12-12-2018
AKPM'den ulusal azınlıkların hakları konusunda rapor
Avrupa Konseyi Parlamenter Meclisi (AKPM) Eşitlik ve Ayrımcılıkla Mücadele Komisyonu Üyesi Milletvekili Viorel Riceard Badea (Romanya/EPP) tarafından kaleme alınan "Ulusal azınlıklara mesnup kişilerin haklarının teşvik edilmesi" başlıklı taslak rapor 3 Aralık Pazartesi günü kabul etti.

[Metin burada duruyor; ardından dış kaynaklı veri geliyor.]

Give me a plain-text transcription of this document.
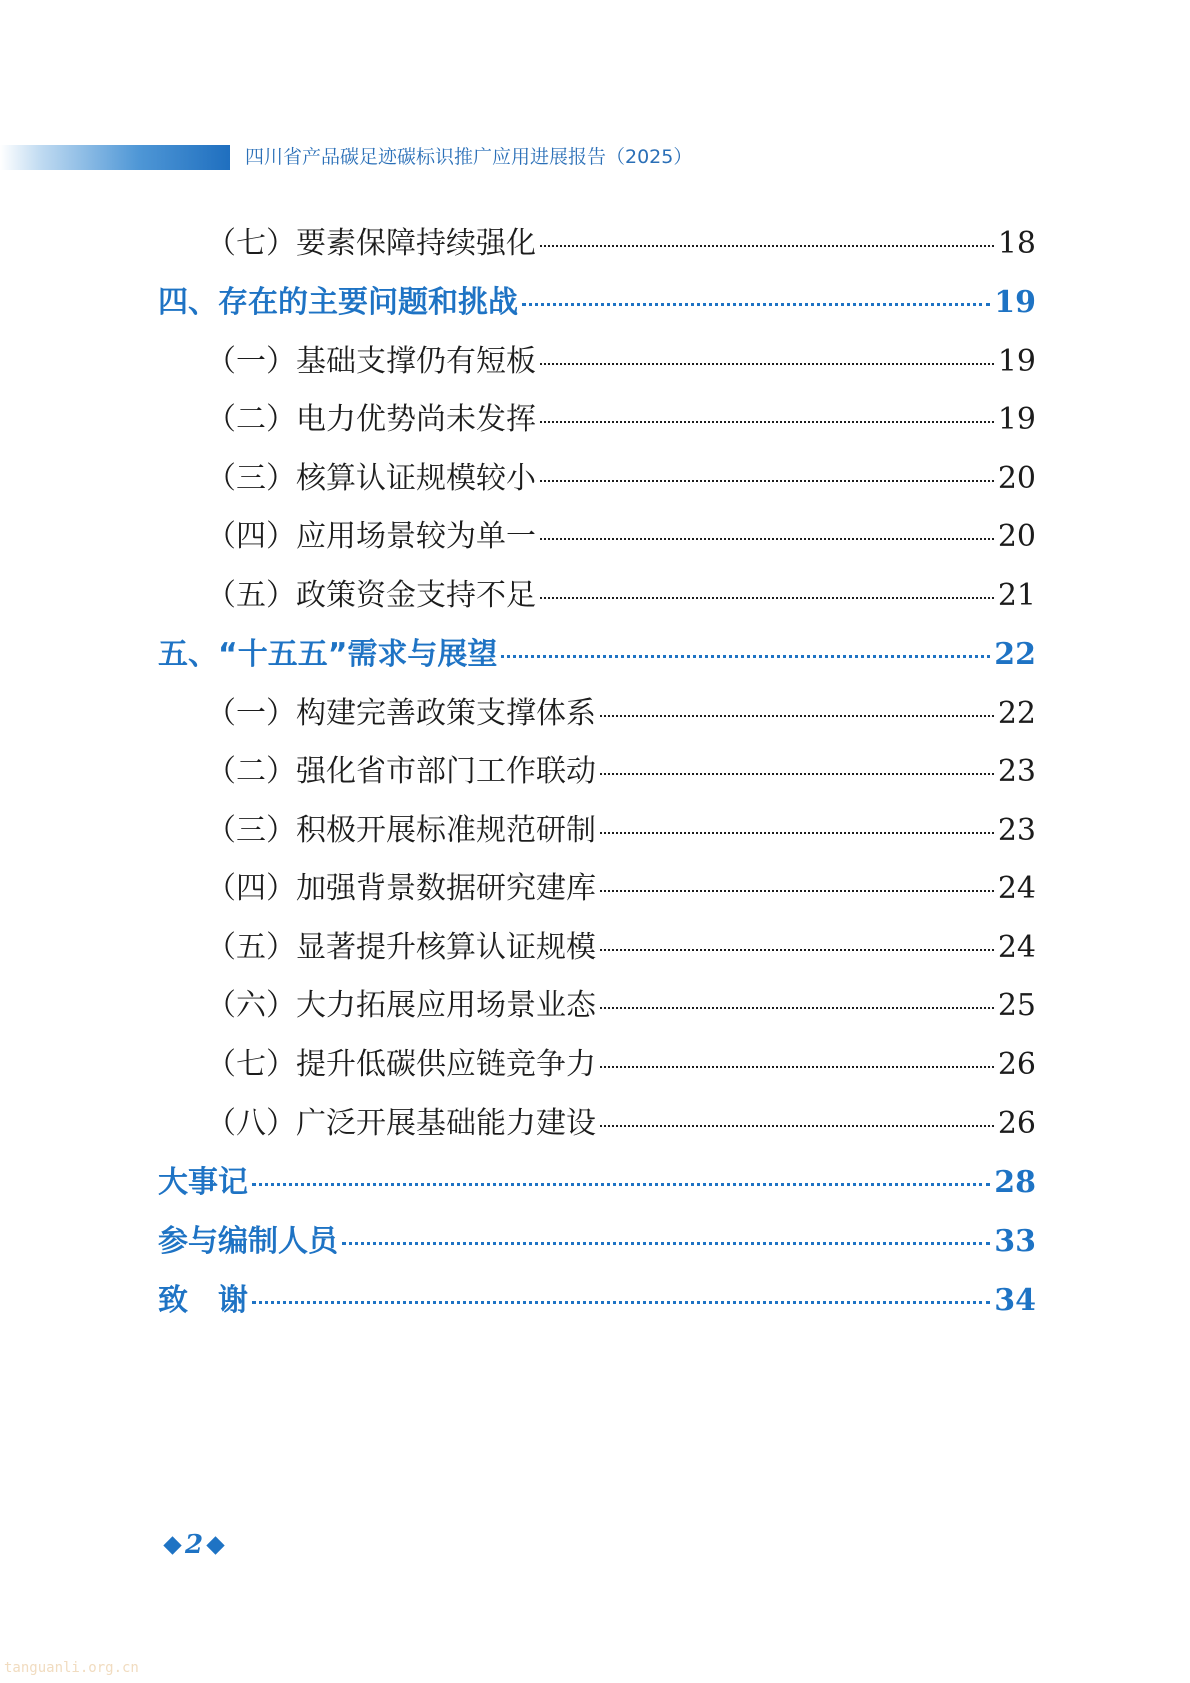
四川省产品碳足迹碳标识推广应用进展报告（2025）
（七）要素保障持续强化	18
四、存在的主要问题和挑战	19
（一）基础支撑仍有短板	19
（二）电力优势尚未发挥	19
（三）核算认证规模较小	20
（四）应用场景较为单一	20
（五）政策资金支持不足	21
五、“十五五”需求与展望	22
（一）构建完善政策支撑体系	22
（二）强化省市部门工作联动	23
（三）积极开展标准规范研制	23
（四）加强背景数据研究建库	24
（五）显著提升核算认证规模	24
（六）大力拓展应用场景业态	25
（七）提升低碳供应链竞争力	26
（八）广泛开展基础能力建设	26
大事记	28
参与编制人员	33
致　谢	34
2
tanguanli.org.cn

Paris'te yapılan komisyon toplantısında görüşülerek oylanan rapor, Ulusal Azınlıkların Korunması için Çerçeve Sözleşme (FCNM) ile Avrupa İnsan Hakları Sözleşmesi 12 numaralı protokolüne taraf olmayan sekiz ülkede yaşayan ulusal azınlıkların durumunu inceliyor. Yunanistan dahil sözleşmeye taraf olmayan sekiz ülke ile diyalog ve gelecekte atılacak adımlara yönelik bir temel oluşturmayı hedefleyen raporun Yunanistan ile ilgili bölümünde Batı Trakya Türklerine de yer veriliyor.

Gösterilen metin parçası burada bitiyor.